CREATE EFFICIENT SPACE WHEN DESIGNING FLOOR PLANS
When designing a home a person is often faced with the need for MORE space in a given room [e.g. the kitchen]. A floor plan is much like a jigsaw puzzle in that you are trying to arrange rooms that flow together and FIT together in a space that has a straight border. So the rooms on both side of the kitchen are adequate size but the kitchen is a bit too small for your purposes - what do you do? Aside from reshuffling the arrangement, it is possible to merely increase the size of the kitchen [assuming you have the space on the lot] by creating a jut in the outer shape of the home - lets say we need 2 more feet in width to really make the kitchen work well - should we merely push the kitchen out and create the jut, say the kitchen is 16 feet long - that is adding 32 sf to the home. Unless there is some property constraint, you are probably better adding 2 feet to the entire depth of the home - perhaps 60 feet deep or 120 sf more space to the home.
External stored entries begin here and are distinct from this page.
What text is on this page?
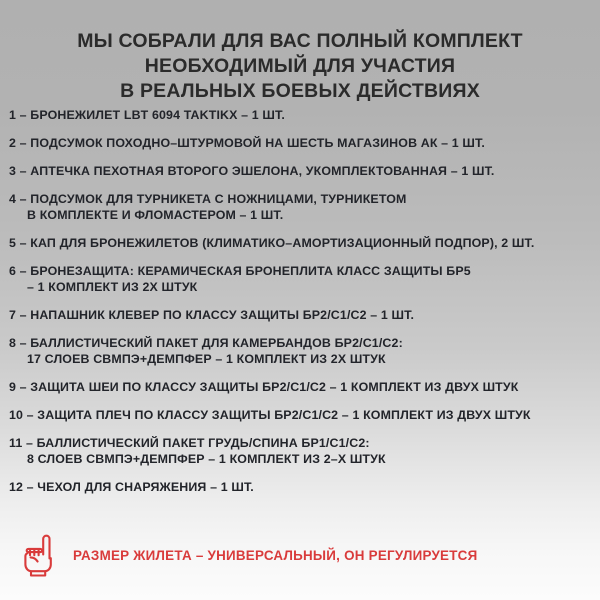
МЫ СОБРАЛИ ДЛЯ ВАС ПОЛНЫЙ КОМПЛЕКТ
НЕОБХОДИМЫЙ ДЛЯ УЧАСТИЯ
В РЕАЛЬНЫХ БОЕВЫХ ДЕЙСТВИЯХ
1 – БРОНЕЖИЛЕТ LBT 6094 TAKTIKX – 1 ШТ.
2 – ПОДСУМОК ПОХОДНО–ШТУРМОВОЙ НА ШЕСТЬ МАГАЗИНОВ АК – 1 ШТ.
3 – АПТЕЧКА ПЕХОТНАЯ ВТОРОГО ЭШЕЛОНА, УКОМПЛЕКТОВАННАЯ – 1 ШТ.
4 – ПОДСУМОК ДЛЯ ТУРНИКЕТА С НОЖНИЦАМИ, ТУРНИКЕТОМ
В КОМПЛЕКТЕ И ФЛОМАСТЕРОМ – 1 ШТ.
5 – КАП ДЛЯ БРОНЕЖИЛЕТОВ (КЛИМАТИКО–АМОРТИЗАЦИОННЫЙ ПОДПОР), 2 ШТ.
6 – БРОНЕЗАЩИТА: КЕРАМИЧЕСКАЯ БРОНЕПЛИТА КЛАСС ЗАЩИТЫ БР5
– 1 КОМПЛЕКТ ИЗ 2Х ШТУК
7 – НАПАШНИК КЛЕВЕР ПО КЛАССУ ЗАЩИТЫ БР2/С1/С2 – 1 ШТ.
8 – БАЛЛИСТИЧЕСКИЙ ПАКЕТ ДЛЯ КАМЕРБАНДОВ БР2/С1/С2:
17 СЛОЕВ СВМПЭ+ДЕМПФЕР – 1 КОМПЛЕКТ ИЗ 2Х ШТУК
9 – ЗАЩИТА ШЕИ ПО КЛАССУ ЗАЩИТЫ БР2/С1/С2 – 1 КОМПЛЕКТ ИЗ ДВУХ ШТУК
10 – ЗАЩИТА ПЛЕЧ ПО КЛАССУ ЗАЩИТЫ БР2/С1/С2 – 1 КОМПЛЕКТ ИЗ ДВУХ ШТУК
11 – БАЛЛИСТИЧЕСКИЙ ПАКЕТ ГРУДЬ/СПИНА БР1/С1/С2:
8 СЛОЕВ СВМПЭ+ДЕМПФЕР – 1 КОМПЛЕКТ ИЗ 2–Х ШТУК
12 – ЧЕХОЛ ДЛЯ СНАРЯЖЕНИЯ – 1 ШТ.
РАЗМЕР ЖИЛЕТА – УНИВЕРСАЛЬНЫЙ, ОН РЕГУЛИРУЕТСЯ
Because of the tremendously increased costs encountered in creating the jut, you can get the 120 sf of living space for about the same real dollar cost as the 32 sf of the proposed jut for the kitchen - thus reducing the COST PER SQUARE FOOT OF LIVING AREA while spending no more in total dollars. You get MORE home for the same money and upon resale you will be paid for the footage. Juts absolutely do have their place in construction. It is important to have a great looking front elevation but side of a home is rarely seen from the street and thus has little visual impact. No one particularly wants to live in a box, but this is very smart, inexpensive footage that makes complete sense.
When designing multi-story homes, particularly waterfront homes or coastal zone homes that tend to have pilings at every corner, the cost differential for a small jut is staggering!